The crux of his argument seems to be that denim was created for poor, dirty laborers, and our uncivilized society has idiotically adopted it as our primary fabric. He attributes it to a “thou shalt not dress better than society’s most slovenly” mentality, simultaneously revealing that he believes denim-wearers are unclean and–of course–that he’s superior (who didn’t see that coming?).
He goes on to bemoan this “misuse of freedom” (oh yeah, denim is far more damaging to society than the KKK), all the while revealing his jealousy of people more successful (“Silicon Valley billionaires are rebels without causes beyond poses, wearing jeans when introducing new products”), who have more fun (“Seventy-five percent of American ‘gamers’ . . . are allowed to vote”), and of apparent inferior intelligence (“children and their childish parents become undifferentiated audiences for juvenilized movies”). Boohoo.

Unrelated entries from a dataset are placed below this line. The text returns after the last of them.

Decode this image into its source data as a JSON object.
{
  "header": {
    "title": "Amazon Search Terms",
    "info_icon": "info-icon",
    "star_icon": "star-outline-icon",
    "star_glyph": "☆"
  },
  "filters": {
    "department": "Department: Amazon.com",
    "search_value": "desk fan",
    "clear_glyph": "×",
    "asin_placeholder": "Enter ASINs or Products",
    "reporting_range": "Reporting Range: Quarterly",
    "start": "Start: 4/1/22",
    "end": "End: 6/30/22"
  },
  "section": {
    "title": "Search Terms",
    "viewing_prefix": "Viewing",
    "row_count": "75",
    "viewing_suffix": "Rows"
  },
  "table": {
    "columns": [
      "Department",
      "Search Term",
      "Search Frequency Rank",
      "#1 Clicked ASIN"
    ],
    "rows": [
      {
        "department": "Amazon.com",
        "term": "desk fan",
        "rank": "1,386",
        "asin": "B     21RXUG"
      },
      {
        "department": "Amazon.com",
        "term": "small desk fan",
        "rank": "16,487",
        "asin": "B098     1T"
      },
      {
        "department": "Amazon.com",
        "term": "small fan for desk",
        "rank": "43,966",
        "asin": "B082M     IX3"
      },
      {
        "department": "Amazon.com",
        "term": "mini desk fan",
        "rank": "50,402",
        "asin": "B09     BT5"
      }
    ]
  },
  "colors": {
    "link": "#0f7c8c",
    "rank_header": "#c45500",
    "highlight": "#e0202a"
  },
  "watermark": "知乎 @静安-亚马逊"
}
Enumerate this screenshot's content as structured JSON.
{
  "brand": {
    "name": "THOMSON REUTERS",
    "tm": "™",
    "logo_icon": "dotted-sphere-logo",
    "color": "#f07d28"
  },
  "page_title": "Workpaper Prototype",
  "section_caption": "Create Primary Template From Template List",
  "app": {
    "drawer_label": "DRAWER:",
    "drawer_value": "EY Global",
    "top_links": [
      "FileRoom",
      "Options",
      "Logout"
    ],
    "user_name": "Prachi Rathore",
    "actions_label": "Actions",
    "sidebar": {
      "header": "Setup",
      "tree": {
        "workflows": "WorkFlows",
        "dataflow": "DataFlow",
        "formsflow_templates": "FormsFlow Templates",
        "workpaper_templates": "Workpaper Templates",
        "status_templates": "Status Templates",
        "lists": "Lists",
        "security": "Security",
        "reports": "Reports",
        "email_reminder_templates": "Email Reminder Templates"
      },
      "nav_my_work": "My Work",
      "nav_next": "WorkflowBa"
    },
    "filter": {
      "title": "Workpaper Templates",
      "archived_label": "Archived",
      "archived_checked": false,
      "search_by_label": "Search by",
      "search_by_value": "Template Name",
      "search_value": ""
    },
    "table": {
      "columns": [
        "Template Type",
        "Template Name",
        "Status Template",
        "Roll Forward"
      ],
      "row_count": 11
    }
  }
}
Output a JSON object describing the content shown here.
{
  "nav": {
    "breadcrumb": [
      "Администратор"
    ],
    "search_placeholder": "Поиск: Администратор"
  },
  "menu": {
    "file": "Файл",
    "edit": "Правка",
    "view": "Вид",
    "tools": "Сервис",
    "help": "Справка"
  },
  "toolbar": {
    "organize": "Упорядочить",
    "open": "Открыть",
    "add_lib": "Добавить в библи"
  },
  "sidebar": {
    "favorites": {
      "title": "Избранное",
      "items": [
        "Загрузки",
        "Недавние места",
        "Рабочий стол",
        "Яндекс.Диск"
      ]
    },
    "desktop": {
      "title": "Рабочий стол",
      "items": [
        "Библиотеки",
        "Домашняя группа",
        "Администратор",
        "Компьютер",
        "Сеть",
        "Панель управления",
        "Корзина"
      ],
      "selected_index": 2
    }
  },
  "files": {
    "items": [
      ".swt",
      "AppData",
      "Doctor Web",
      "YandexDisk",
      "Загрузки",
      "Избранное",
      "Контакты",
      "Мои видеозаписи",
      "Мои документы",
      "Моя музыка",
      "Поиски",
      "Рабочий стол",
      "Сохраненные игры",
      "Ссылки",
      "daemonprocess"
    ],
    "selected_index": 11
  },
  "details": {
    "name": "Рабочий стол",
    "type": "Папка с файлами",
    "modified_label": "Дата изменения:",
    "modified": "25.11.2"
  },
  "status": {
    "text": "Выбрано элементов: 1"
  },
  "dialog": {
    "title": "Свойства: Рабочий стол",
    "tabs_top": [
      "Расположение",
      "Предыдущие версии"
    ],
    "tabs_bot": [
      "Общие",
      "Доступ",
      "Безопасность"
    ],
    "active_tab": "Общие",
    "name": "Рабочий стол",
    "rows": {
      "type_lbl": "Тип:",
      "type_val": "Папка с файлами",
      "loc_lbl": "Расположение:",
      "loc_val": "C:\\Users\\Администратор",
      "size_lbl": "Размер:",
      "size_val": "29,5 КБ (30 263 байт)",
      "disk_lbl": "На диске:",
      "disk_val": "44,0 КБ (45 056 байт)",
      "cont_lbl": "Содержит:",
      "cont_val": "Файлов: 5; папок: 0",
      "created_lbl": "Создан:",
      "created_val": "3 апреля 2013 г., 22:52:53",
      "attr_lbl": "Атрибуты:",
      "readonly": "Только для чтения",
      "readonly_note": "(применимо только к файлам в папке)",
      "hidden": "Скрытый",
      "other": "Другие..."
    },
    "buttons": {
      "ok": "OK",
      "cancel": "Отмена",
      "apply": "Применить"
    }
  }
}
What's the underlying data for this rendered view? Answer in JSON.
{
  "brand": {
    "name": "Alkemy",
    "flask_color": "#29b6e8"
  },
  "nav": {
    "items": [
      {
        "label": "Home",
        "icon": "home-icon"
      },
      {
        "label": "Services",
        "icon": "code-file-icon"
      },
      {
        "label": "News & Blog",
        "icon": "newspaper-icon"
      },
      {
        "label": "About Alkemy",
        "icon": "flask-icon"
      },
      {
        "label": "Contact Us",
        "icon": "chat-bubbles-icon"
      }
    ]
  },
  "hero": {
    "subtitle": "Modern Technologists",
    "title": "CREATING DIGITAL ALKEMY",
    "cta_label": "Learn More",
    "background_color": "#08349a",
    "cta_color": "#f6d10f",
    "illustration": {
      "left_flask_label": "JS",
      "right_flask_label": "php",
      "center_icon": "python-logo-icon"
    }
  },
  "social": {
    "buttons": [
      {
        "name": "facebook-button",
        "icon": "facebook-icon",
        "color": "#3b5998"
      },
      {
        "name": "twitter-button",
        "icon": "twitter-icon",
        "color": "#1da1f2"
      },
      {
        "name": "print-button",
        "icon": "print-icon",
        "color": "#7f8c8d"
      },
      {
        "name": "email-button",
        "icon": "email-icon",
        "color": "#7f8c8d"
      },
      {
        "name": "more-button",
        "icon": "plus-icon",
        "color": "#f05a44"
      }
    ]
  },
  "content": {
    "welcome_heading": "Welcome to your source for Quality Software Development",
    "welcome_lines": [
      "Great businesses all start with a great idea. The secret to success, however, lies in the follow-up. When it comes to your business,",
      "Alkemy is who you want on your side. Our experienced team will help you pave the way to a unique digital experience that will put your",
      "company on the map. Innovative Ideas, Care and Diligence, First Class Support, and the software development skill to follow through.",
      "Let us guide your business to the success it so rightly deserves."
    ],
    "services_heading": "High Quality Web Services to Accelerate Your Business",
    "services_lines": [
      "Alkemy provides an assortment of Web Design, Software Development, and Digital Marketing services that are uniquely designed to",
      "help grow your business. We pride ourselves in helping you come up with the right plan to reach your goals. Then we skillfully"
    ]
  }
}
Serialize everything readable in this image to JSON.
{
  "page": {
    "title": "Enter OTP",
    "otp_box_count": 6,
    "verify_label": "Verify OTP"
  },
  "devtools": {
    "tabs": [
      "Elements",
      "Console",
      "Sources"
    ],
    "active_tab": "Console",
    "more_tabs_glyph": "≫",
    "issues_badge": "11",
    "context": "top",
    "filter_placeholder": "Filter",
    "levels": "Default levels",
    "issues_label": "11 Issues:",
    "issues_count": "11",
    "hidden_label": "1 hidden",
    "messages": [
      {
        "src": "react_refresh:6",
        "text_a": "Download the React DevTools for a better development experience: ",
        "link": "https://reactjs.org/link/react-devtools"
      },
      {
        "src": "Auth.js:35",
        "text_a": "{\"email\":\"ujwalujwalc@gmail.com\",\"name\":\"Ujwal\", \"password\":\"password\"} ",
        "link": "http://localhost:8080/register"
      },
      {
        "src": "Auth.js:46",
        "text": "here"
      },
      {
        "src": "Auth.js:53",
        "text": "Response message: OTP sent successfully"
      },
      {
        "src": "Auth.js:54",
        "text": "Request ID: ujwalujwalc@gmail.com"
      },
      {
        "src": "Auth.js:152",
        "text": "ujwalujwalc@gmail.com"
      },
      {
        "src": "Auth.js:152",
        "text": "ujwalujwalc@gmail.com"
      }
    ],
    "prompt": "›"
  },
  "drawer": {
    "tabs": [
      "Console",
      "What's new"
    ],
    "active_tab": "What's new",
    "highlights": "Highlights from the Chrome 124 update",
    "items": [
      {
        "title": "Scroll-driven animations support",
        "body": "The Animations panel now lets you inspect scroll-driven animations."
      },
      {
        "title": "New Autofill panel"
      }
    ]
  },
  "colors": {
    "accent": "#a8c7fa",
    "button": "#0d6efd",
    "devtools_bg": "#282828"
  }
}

Personally, I wear jeans because they’re comfortable, not as some fashion statement. It seems that Will puts more thought into what I wear than I do, which he might argue is the root of his discontent. In reality, I do like wearing suits, but there’s at least two problems with wearing one all the time: 1) I don’t feel like sweating in my office all day, and 2) frankly it devalues the few times in my life that I do dress up.
It reminds me of an early episode of House (yeah, George, I watch TV. Fuck you.) in which House doesn’t hire a female doctor, because it’s apparent she’s more concerned with her looks than with being comfortable. Assumedly, Will would prefer the opposite: that we all dress uncomfortably to create false facades of importance and self worth. He calls wearing denim “the carefully calculated costume of people eager to communicate indifference to appearances”. I call his editorial a carefully calculated attack on lower castes.
After all, his argument isn’t that, as a society, we’ve outgrown denim. No, it’s that denim is meant for laborers and bums, and everybody else should have better taste–everybody else should dress their stature. I suspect he would have loved to live in the middle ages. Back then, everybody knew their place. You had royalty, and you had peasants. And they most certainly didn’t dress alike.